Как никто не верил, как все считали это невозможным, но лишь до тех пор, пока не посветили бы своими фонариками на другой берег и не увидели там меня. А я бы стояла и размахивала гребнем, как будто я особенная, даже мифическая – как Руби говорила.
2
Руби не говорила
Она словно не замечала моего отца, приехавшего из другого штата, чтобы забрать меня. Руби разговаривала только со мной, как будто он был пятнышком на линзах ее блестящих очков, которое она, не задумываясь, стерла – а до того она смотрела сквозь него, как будто его и вовсе не было.

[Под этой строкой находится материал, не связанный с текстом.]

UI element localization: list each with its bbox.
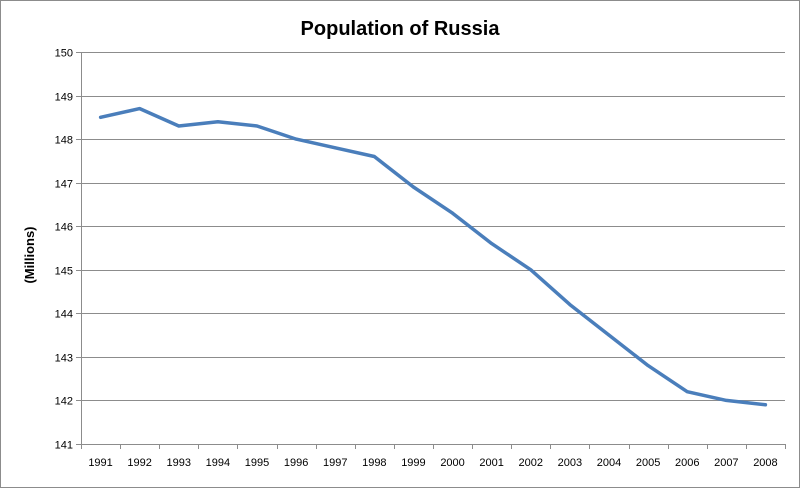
- x-tick-label: 2008: [753, 457, 777, 469]
- x-tick-label: 2004: [597, 457, 621, 469]
- series-line: [98, 106, 768, 407]
- x-tick-label: 1991: [88, 457, 112, 469]
- y-tick-label: 149: [55, 92, 73, 104]
- y-tick-label: 148: [55, 135, 73, 147]
- data-point: [333, 146, 337, 150]
- y-tick-label: 146: [55, 222, 73, 234]
- gridlines: [81, 52, 785, 401]
- data-point: [724, 398, 728, 402]
- data-point: [607, 333, 611, 337]
- y-tick-label: 142: [55, 396, 73, 408]
- data-point: [411, 185, 415, 189]
- data-point: [255, 124, 259, 128]
- data-point: [216, 120, 220, 124]
- x-tick-label: 1998: [362, 457, 386, 469]
- data-point: [490, 242, 494, 246]
- data-point: [568, 303, 572, 307]
- x-tick-label: 1997: [323, 457, 347, 469]
- x-tick-label: 2005: [636, 457, 660, 469]
- y-axis-label: (Millions): [22, 226, 37, 283]
- y-tick-label: 145: [55, 266, 73, 278]
- data-point: [177, 124, 181, 128]
- x-tick-label: 1993: [167, 457, 191, 469]
- x-tick-label: 2001: [479, 457, 503, 469]
- data-point: [529, 268, 533, 272]
- data-point: [99, 115, 103, 119]
- y-tick-label: 144: [55, 309, 73, 321]
- x-tick-label: 1994: [206, 457, 230, 469]
- data-point: [646, 364, 650, 368]
- series-layer: [98, 106, 768, 407]
- data-point: [372, 155, 376, 159]
- x-tick-label: 2003: [558, 457, 582, 469]
- x-tick-label: 2002: [519, 457, 543, 469]
- x-tick-label: 1992: [127, 457, 151, 469]
- chart-title: Population of Russia: [301, 18, 501, 40]
- data-point: [763, 403, 767, 407]
- x-tick-label: 2007: [714, 457, 738, 469]
- x-tick-label: 1995: [245, 457, 269, 469]
- data-point: [294, 137, 298, 141]
- y-tick-label: 147: [55, 179, 73, 191]
- data-point: [685, 390, 689, 394]
- data-point: [138, 107, 142, 111]
- x-tick-label: 1999: [401, 457, 425, 469]
- x-tick-label: 1996: [284, 457, 308, 469]
- y-tick-label: 141: [55, 440, 73, 452]
- axes: [76, 52, 786, 449]
- y-tick-labels: 141 142 143 144 145 146 147 148 149 150: [55, 48, 73, 452]
- x-tick-labels: 1991 1992 1993 1994 1995 1996 1997 1998 1999 2000…: [88, 457, 777, 469]
- y-tick-label: 150: [55, 48, 73, 60]
- x-tick-label: 2006: [675, 457, 699, 469]
- data-point: [451, 211, 455, 215]
- y-tick-label: 143: [55, 353, 73, 365]
- x-tick-label: 2000: [440, 457, 464, 469]
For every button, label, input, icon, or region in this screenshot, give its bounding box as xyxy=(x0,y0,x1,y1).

Она сказала мне лишь одну фразу: «Как бы я хотела, чтобы тебе не пришлось этого делать, Хло». А потом ее голос сорвался на сдавленный всхлип, она попятилась от машины и больше не произнесла ни единого слова.
Две темные линзы между нами, опущенное окно машины, крутой поворот направо. А потом мили автострады, молчащие телефоны, и затем – годы.
Папа, с которым я уехала, не был папой Руби. У нас были разные отцы, так что фактически мы были сестрами наполовину, но мы с ней половин не признавали. Она была рядом со мной с самого момента рождения – в буквальном смысле, «в той же комнате», сказала бы она и вздрогнула. Она видела, как я появлялась на свет, в нашем доме, на диване-футоне, и пусть это напугало ее до чертиков, сестра никогда этого не забудет. Как и я.
– Я никогда не оставлю тебя, – обещала мне Руби.
Клялась, положа одну руку на сердце, а другой крепко сжимая мою ладонь.
– Я никогда не оставлю тебя, – говорила она. – Никогда-никогда.
В отличие от мамы, но этого ей и не нужно было говорить. В отличие от моего отца, который оставил меня, и ее отца, который оставил ее. Нет, обещала она. Никогда.
Но я постоянно думала о Руби. О том, как мы были вместе, что мы делали.
Например, о том, как мы сидели на каменных скамейках на Виллидж-Грин, в самом центре нашего городка, наблюдали за проезжающими на машинах, смотрели, как они смотрят на нас… И только теперь я задумалась: почему Руби любила сидеть там? Чтобы быть у всех на виду? Знала ли я, что вселенная вращается вокруг того места, где находилась Руби, будь то на Грин или дома, или притворялась, что не знаю? Что она была как солнце, которому стало все лень и которое спустилось с неба, чтобы полежать на крыше в своем любимом белом бикини только потому, что ей так захотелось?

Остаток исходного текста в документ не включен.